The dollar’s weakness hurts European economies by making their exports more expensive and their imports cheaper. That hurts their trade balances.
The euro has risen to a 14-month high against the greenback, surpassing $1.50.
France is the most outspoken of developed European nations about the dollar’s slump.
"The euro at $1.50 is a disaster for the European economy and industry," Henri Guaino, a top aide to President Nicolas Sarkozy told the London Telegraph.
The Europeans also are concerned that because China fixes the renminbi’s rate against the dollar, the euro is rising against the Chinese currency too. That, of course, worsens Europe’s trade deficit with China.

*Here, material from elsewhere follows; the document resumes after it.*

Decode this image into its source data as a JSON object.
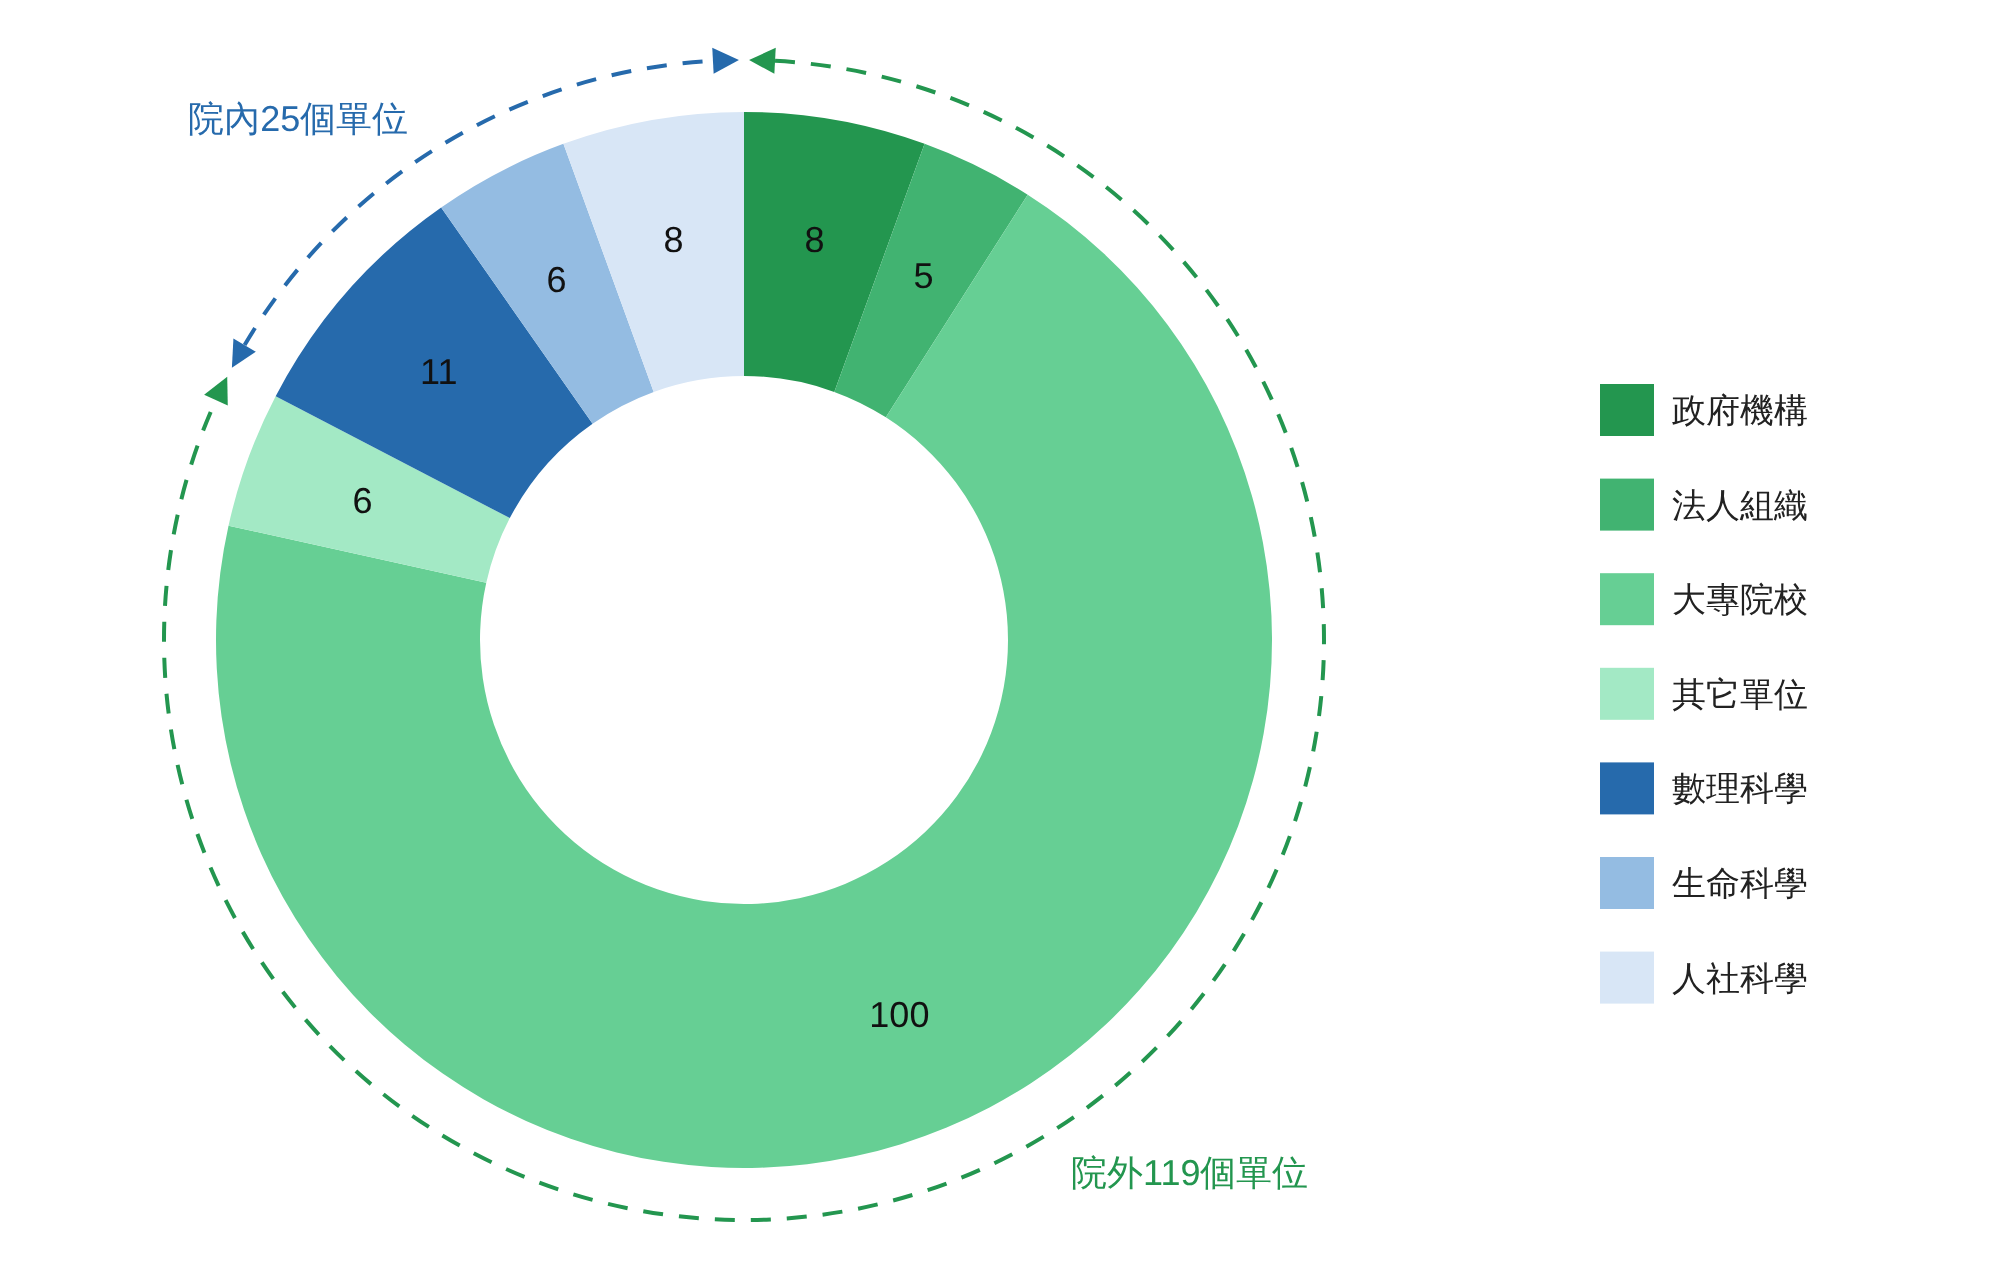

Some of the new currency reserves China is earning through its trade surplus are being invested in the euro, pushing the currency even higher.
French Finance Minister Christine Lagarde says Europe shouldn’t have to "pay the price" for a manipulated dollar-renminbi rate.
"We want a strong dollar, and we have reiterated it again in the strongest manner," she recently told reporters.
Japan has expressed concern over the dollar’s slide too.
Japanese Finance Minister Hirhohisa Fujii places much of the blame on the Federal Reserve’s massive policy easing.
He said in a recent speech, "There's no doubt that the United States' very accommodative monetary policy is (behind) the current relative strength of the yen."